Hitachi Vantara has expanded its Hitachi iQ portfolio with new software for agent orchestration, additional NVIDIA-based infrastructure options, and tighter integration with distributed data environments for organisations that want to run agentic AI on premises.

The update focuses on production deployments in on-premises and virtualised environments, where data sensitivity, regulatory requirements, and governance rules can limit the use of public cloud services. Hitachi iQ combines storage, networking, and accelerated computing in a pre-validated stack, with software to manage AI workflows and data access.

Agentic AI refers to systems that can plan and take action through software agents. Companies are testing these approaches for customer service, IT operations, and document processing. Many are also exploring multi-agent designs, where specialised agents handle different steps under a coordinating function.

Hitachi Vantara framed the changes as a response to data readiness gaps and rising oversight expectations as AI moves from pilots to operational roll-outs. It cited research showing 42% of organisations in the US and Canada are considered data-mature. Among those organisations, 84% reported measurable AI return on investment, compared with 48% of organisations with weaker data foundations.

“AI is moving into production faster than many organizations’ data foundations are ready to support,” said Octavian Tanase, Chief Product Officer, Hitachi Vantara.

Infrastructure options

The infrastructure layer of Hitachi iQ is built on the Virtual Storage Platform One data platform. The product line now supports air-cooled NVIDIA Blackwell GPUs, as well as Blackwell Ultra GPUs in both air-cooled and liquid-cooled configurations.

Hitachi iQ also supports a 2U NVIDIA MGX-based system with up to four NVIDIA RTX PRO6000 Blackwell Server Edition GPUs. Support for the NVIDIA RTX PRO 4500 Blackwell Server Edition GPU is planned.

These additions expand configuration options for different AI use cases and for data centres facing power, cooling, and space constraints. In on-premises deployments, those constraints often determine what accelerated computing hardware teams can deploy at scale.

Hitachi iQ integrates compute, networking, and storage in a single stack designed to keep data close to compute. For data-intensive AI workloads, this approach can reduce bottlenecks created by moving data across tiers or systems.

Studio changes

The software layer, Hitachi iQ Studio, now includes expanded AI blueprints and multi-agent coordination functions. Hitachi Vantara says the framework is intended to help enterprises design, deploy, and govern AI agents.

The blueprints define agent roles, including supervisor and worker models. Worker agents execute tasks, while supervisor agents coordinate workflows across multiple agents and adapt based on outcomes.

Hitachi iQ Studio also adds support for NVIDIA Nemotron models, large language models designed for agentic use cases such as tool use and structured task execution. Hitachi Vantara also introduced what it calls “time machine capabilities,” described as a way for AI systems to work with historical datasets with additional context.
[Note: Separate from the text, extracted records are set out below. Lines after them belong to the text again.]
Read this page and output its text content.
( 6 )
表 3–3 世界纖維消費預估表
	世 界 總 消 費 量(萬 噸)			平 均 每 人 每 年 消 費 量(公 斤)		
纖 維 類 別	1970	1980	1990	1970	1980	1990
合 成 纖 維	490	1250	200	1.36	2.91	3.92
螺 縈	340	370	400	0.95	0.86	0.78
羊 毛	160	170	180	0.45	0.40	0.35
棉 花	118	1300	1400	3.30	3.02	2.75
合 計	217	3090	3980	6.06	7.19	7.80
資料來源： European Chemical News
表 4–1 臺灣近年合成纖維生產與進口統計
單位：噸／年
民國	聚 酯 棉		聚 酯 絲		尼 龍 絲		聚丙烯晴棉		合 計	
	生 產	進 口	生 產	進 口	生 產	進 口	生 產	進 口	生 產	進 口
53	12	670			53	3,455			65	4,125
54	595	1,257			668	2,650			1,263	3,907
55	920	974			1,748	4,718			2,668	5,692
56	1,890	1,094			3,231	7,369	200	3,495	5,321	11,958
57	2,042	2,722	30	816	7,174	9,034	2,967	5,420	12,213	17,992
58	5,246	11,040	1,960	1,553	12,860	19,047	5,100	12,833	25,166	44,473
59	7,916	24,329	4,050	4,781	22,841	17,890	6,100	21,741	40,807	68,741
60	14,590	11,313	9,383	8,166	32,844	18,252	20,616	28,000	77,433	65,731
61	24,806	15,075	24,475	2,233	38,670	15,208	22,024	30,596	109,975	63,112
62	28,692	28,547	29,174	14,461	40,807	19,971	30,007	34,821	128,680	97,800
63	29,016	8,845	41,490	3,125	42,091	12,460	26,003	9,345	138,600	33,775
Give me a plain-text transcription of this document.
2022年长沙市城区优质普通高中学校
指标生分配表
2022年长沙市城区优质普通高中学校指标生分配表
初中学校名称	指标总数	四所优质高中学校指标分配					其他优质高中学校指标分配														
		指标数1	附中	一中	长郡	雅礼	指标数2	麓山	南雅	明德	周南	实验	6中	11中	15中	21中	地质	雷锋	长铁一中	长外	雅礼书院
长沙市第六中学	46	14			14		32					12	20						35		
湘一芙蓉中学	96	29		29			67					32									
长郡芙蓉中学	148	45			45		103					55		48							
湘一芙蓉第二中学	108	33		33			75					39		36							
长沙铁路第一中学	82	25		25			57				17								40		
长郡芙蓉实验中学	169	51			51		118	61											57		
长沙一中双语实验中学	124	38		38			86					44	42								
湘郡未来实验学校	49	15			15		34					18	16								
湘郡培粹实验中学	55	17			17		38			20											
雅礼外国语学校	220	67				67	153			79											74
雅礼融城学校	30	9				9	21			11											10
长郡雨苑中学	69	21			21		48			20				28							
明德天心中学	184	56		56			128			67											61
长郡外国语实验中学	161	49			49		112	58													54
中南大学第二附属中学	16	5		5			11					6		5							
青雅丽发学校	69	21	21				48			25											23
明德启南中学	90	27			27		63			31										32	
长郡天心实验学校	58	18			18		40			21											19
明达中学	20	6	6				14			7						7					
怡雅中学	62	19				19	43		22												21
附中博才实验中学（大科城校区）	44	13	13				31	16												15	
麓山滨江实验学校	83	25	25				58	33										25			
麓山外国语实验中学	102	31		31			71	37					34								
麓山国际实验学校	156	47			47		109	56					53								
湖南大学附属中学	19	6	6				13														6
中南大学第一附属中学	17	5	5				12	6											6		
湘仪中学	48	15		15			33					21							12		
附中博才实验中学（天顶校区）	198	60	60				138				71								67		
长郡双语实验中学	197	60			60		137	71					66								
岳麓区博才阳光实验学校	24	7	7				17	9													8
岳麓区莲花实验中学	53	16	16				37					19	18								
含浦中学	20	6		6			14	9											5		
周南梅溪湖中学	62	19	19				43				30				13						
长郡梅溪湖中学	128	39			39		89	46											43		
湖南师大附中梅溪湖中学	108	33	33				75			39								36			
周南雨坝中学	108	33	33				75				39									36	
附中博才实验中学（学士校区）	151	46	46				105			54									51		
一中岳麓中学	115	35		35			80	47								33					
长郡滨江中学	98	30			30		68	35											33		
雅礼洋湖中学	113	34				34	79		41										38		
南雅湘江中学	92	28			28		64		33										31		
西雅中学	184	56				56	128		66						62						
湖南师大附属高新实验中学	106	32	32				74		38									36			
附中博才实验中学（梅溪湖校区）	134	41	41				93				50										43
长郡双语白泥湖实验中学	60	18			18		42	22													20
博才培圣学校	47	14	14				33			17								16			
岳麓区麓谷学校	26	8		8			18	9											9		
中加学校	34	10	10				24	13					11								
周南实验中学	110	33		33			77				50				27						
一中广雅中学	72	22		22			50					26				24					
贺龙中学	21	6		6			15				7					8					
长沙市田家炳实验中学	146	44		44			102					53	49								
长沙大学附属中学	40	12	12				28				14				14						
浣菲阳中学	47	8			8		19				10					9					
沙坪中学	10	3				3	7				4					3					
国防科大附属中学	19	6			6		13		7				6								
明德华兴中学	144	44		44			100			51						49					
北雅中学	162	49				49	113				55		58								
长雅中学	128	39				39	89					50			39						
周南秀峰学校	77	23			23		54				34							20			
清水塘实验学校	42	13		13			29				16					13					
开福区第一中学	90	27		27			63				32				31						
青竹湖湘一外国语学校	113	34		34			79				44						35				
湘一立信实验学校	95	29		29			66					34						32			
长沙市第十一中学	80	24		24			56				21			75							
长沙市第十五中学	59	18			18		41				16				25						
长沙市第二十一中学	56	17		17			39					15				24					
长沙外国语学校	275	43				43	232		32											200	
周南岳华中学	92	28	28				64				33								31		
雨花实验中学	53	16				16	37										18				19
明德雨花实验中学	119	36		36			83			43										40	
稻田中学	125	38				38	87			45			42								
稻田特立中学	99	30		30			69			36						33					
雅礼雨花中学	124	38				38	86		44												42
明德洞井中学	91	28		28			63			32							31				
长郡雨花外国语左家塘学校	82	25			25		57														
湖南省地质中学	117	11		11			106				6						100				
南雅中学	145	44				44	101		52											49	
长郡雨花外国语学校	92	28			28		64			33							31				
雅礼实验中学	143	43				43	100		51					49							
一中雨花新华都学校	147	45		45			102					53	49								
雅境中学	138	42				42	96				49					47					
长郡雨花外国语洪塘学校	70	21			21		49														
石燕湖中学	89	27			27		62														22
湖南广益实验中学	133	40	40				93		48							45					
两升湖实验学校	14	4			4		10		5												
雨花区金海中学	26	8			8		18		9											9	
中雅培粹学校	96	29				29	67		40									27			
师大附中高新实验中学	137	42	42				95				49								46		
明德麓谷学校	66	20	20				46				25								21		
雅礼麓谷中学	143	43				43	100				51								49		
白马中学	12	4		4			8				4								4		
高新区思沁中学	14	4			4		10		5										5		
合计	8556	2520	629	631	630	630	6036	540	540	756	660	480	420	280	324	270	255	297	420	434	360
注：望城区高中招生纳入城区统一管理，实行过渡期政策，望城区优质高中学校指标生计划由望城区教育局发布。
In regulated sectors such as financial services, healthcare, and parts of the public sector, long retention periods and audit requirements can shape AI system design. They can also affect where data resides and how models and agents can access it.

“As enterprises continue to scale AI, the ability to combine accelerated computing with consistent software and trusted data becomes essential,” said Jason Hardy, Vice President of Storage Technologies, NVIDIA.

Data integration

Hitachi iQ also deepens integration with Hammerspace, a data orchestration platform for managing distributed data estates. The companies already partner, and the update extends the connection between Hammerspace-managed data and Hitachi iQ Studio.

Under the expanded integration, data managed by Hammerspace can be accessed within Hitachi iQ Studio using the Model Context Protocol. MCP is an open standard for connecting AI systems to external data sources under controlled conditions, reflecting a broader industry shift toward standardised connectors that reduce custom integration work.

According to Hitachi Vantara, the integration lets organisations build AI agents that work with distributed datasets without relocating data. This is often necessary in large enterprises where data spans sites and platforms, and where copying sensitive information into new repositories can create security and compliance risks.

Hitachi Vantara said data remains governed and protected within VSP One, while maintaining availability and performance as agents operate across environments. It also referenced VSP One Block infrastructure in relation to consistent performance and availability.

Storage roadmap

Separately, Hitachi Vantara said it will support the newly announced NVIDIA STX reference architecture as part of its work on AI-focused storage systems. It described the architecture as incorporating NVIDIA Vera Rubin, BlueField-4, Spectrum-X networking, and NVIDIA AI software.

The announcement ties Hitachi Vantara’s storage roadmap to NVIDIA’s next wave of infrastructure designs and signals continued collaboration as demand grows for on-premises AI stacks aligned with vendor reference architectures.

“With these latest enhancements to the Hitachi iQ portfolio, we are expanding across software innovation, high-performance infrastructure and intelligent data integration to give customers greater flexibility and control as they move agentic AI from pilot to production,” said Tanase.